L’apport du cyclocross / VTT sur les performances route, l’exemple de Van Der Poel (avec Jimmy Turgis) 

Mathieu Van der Poel sur un vélo de route, c’est souvent la même image : un coureur qui semble jouer à un autre sport que les autres. Des attaques tranchantes, une aisance dans les relances, une capacité à passer partout, tout le temps. Et si ce n’était pas seulement une question de talent brut ? Dans cet épisode, Jimmy Turgis apporte un éclairage précieux sur un élément clé du puzzle : l’héritage du cyclocross… et du VTT. 

Derrière les exploits du Néerlandais se cache en réalité une construction bien plus méthodique qu’il n’y paraît, où les disciplines dites « annexes » jouent un rôle central dans la performance sur route. 

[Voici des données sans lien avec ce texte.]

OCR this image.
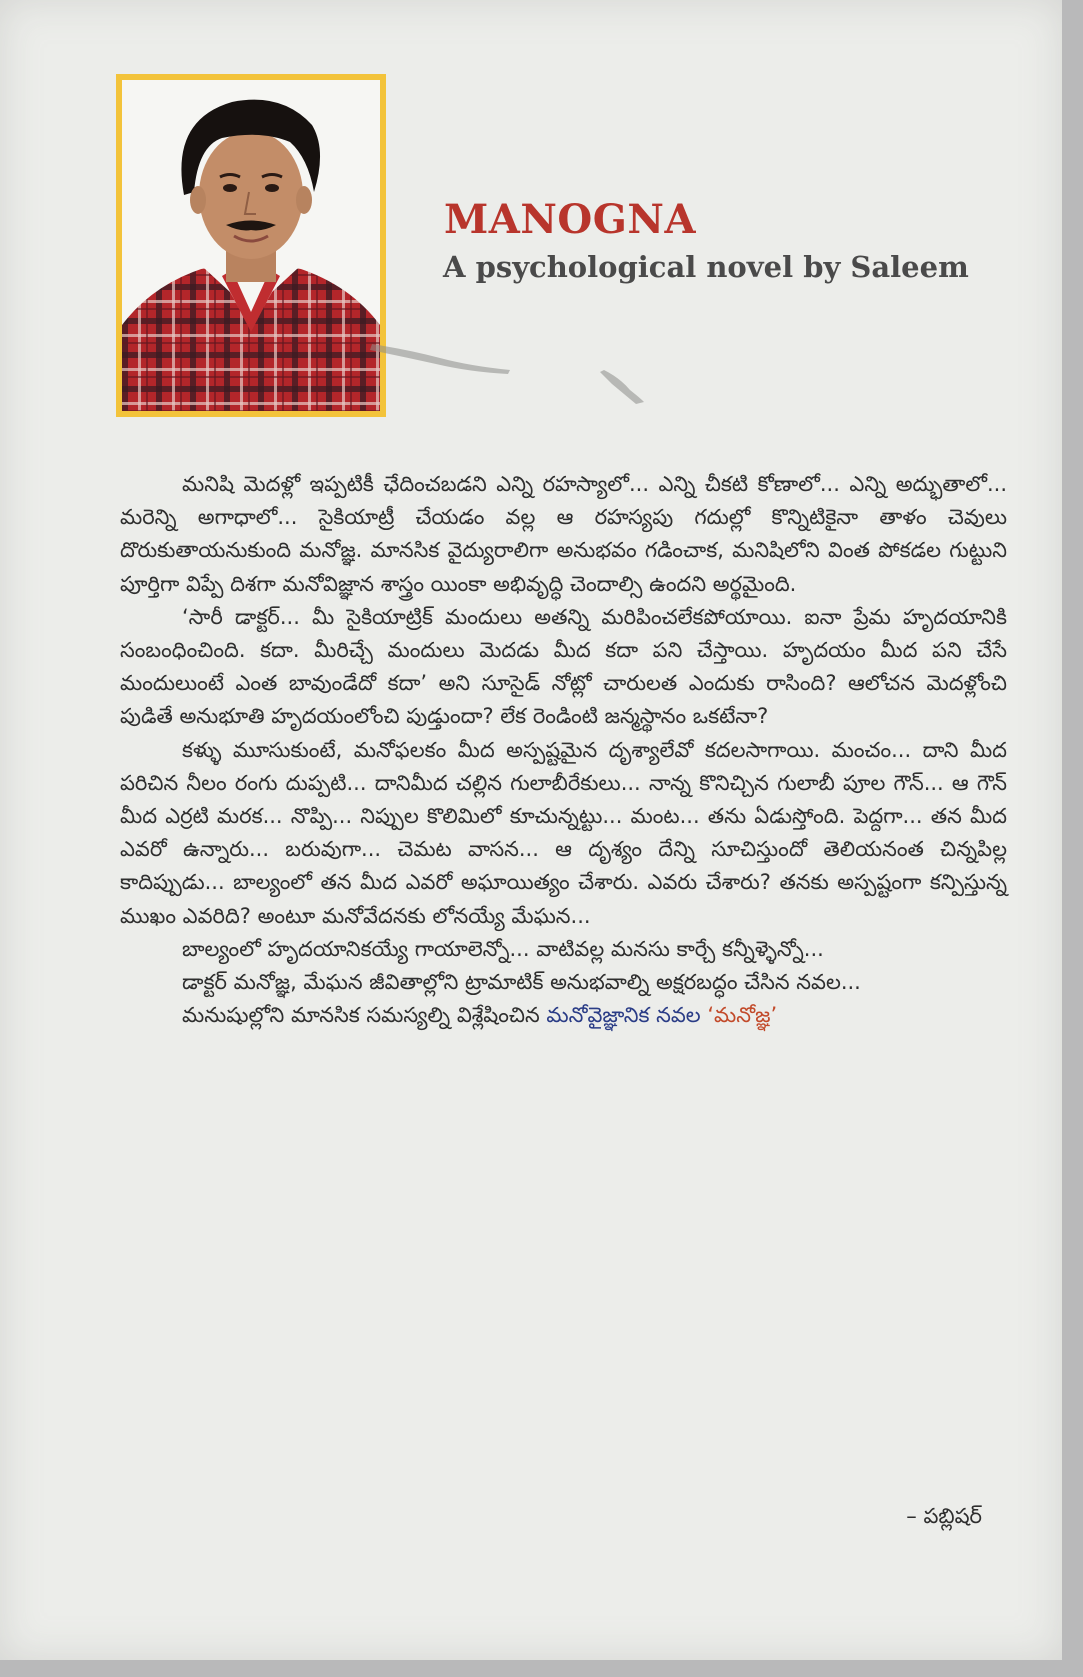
MANOGNA
A psychological novel by Saleem

మనిషి మెదళ్లో ఇప్పటికీ ఛేదించబడని ఎన్ని రహస్యాలో... ఎన్ని చీకటి కోణాలో... ఎన్ని అద్భుతాలో... మరెన్ని అగాధాలో... సైకియాట్రీ చేయడం వల్ల ఆ రహస్యపు గదుల్లో కొన్నిటికైనా తాళం చెవులు దొరుకుతాయనుకుంది మనోజ్ఞ. మానసిక వైద్యురాలిగా అనుభవం గడించాక, మనిషిలోని వింత పోకడల గుట్టుని పూర్తిగా విప్పే దిశగా మనోవిజ్ఞాన శాస్త్రం యింకా అభివృద్ధి చెందాల్సి ఉందని అర్థమైంది.

‘సారీ డాక్టర్... మీ సైకియాట్రిక్ మందులు అతన్ని మరిపించలేకపోయాయి. ఐనా ప్రేమ హృదయానికి సంబంధించింది. కదా. మీరిచ్చే మందులు మెదడు మీద కదా పని చేస్తాయి. హృదయం మీద పని చేసే మందులుంటే ఎంత బావుండేదో కదా’ అని సూసైడ్ నోట్లో చారులత ఎందుకు రాసింది? ఆలోచన మెదళ్లోంచి పుడితే అనుభూతి హృదయంలోంచి పుడ్తుందా? లేక రెండింటి జన్మస్థానం ఒకటేనా?

కళ్ళు మూసుకుంటే, మనోఫలకం మీద అస్పష్టమైన దృశ్యాలేవో కదలసాగాయి. మంచం... దాని మీద పరిచిన నీలం రంగు దుప్పటి... దానిమీద చల్లిన గులాబీరేకులు... నాన్న కొనిచ్చిన గులాబీ పూల గౌన్... ఆ గౌన్ మీద ఎర్రటి మరక... నొప్పి... నిప్పుల కొలిమిలో కూచున్నట్టు... మంట... తను ఏడుస్తోంది. పెద్దగా... తన మీద ఎవరో ఉన్నారు... బరువుగా... చెమట వాసన... ఆ దృశ్యం దేన్ని సూచిస్తుందో తెలియనంత చిన్నపిల్ల కాదిప్పుడు... బాల్యంలో తన మీద ఎవరో అఘాయిత్యం చేశారు. ఎవరు చేశారు? తనకు అస్పష్టంగా కన్పిస్తున్న ముఖం ఎవరిది? అంటూ మనోవేదనకు లోనయ్యే మేఘన...

బాల్యంలో హృదయానికయ్యే గాయాలెన్నో... వాటివల్ల మనసు కార్చే కన్నీళ్ళెన్నో...

డాక్టర్ మనోజ్ఞ, మేఘన జీవితాల్లోని ట్రామాటిక్ అనుభవాల్ని అక్షరబద్ధం చేసిన నవల...

మనుషుల్లోని మానసిక సమస్యల్ని విశ్లేషించిన మనోవైజ్ఞానిక నవల ‘మనోజ్ఞ’

– పబ్లిషర్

Van der Poel, un ovni… formé hors des sentiers battus 

Quand on parle de Mathieu Van der Poel, le mot « polyvalence » revient systématiquement. Cyclocross l’hiver, route au printemps, VTT l’été : pour beaucoup, ce grand écart relève presque de la fantaisie. Pourtant, pour Jimmy Turgis, cette diversité n’est pas un luxe, mais un véritable socle de performance. 

Le cyclocross, en particulier, impose des contraintes très spécifiques : changements de rythme incessants, efforts explosifs, pilotage précis, relances violentes à faible vitesse. Autrement dit, tout ce que la route moderne exige… mais de façon condensée. 

Cyclocross : l’école de la puissance et de la relance 

Sur route, les moments clés se jouent rarement sur des efforts parfaitement lissés. Ils surgissent dans les virages, après un freinage, sur une bordure ou une côte courte. Et c’est précisément là que le cyclocross laisse des traces durables. 

C’est aussi une discipline qui apprend à accepter l’inconfort. Quand on passe une heure à alterner boue, portage et sprints, une attaque à 60 km/h en sortie de rond-point paraît presque confortable. 

Le VTT : quand le pilotage devient un avantage tactique 

Si le cyclocross forge le moteur, le VTT affine le contrôle. Sur route, Mathieu Van der Poel se distingue souvent par sa trajectoire, sa capacité à rester fluide là où d’autres se crispent. 

Pour Jimmy Turgis, ce n’est pas un hasard. Le VTT développe une lecture fine du terrain, une anticipation permanente et un engagement corporel total. Le vélo n’est plus seulement un support de puissance : il devient une extension du corps. 

Dans les finales nerveuses, sur chaussée dégradée ou dans les descentes techniques, cet avantage est décisif. Là où certains coureurs freinent, Mathieu Van der Poel continue d’appuyer. 

Coordination, gainage, explosivité : un athlète complet 

Un autre bénéfice souvent sous-estimé du cyclocross et du VTT réside dans le travail musculaire global. Ces disciplines sollicitent fortement le haut du corps, le gainage et la coordination. 

Sur route, cela se traduit par une meilleure stabilité, notamment lors des sprints ou des efforts en danseuse. Mathieu Van der Poel ne « subit » pas son vélo : il le domine. 

Jimmy Turgis rappelle que cette dimension athlétique est de plus en plus centrale dans le cyclisme moderne. Le coureur uniquement endurant laisse progressivement place à des profils plus complets, capables de répéter des efforts explosifs tout en restant techniquement irréprochables. 

Peut-on tous devenir Van der Poel ? 

Évidemment non. Mais faut-il pour autant réserver ces enseignements à l’élite ? Là encore, la réponse est claire : non. 

Sans viser une carrière multi-disciplines, intégrer ponctuellement du VTT ou des exercices inspirés du cyclocross peut enrichir la préparation d’un cycliste amateur. Travail de relance, maniabilité, équilibre, renforcement musculaire… les bénéfices dépassent largement le simple cadre du plaisir. 

Comme le souligne Jimmy Turgis, l’enjeu n’est pas de multiplier les disciplines, mais de mieux comprendre ce qu’elles apportent. Mathieu Van der Poel n’est pas performant malgré le cyclocross et le VTT, il l’est grâce à eux.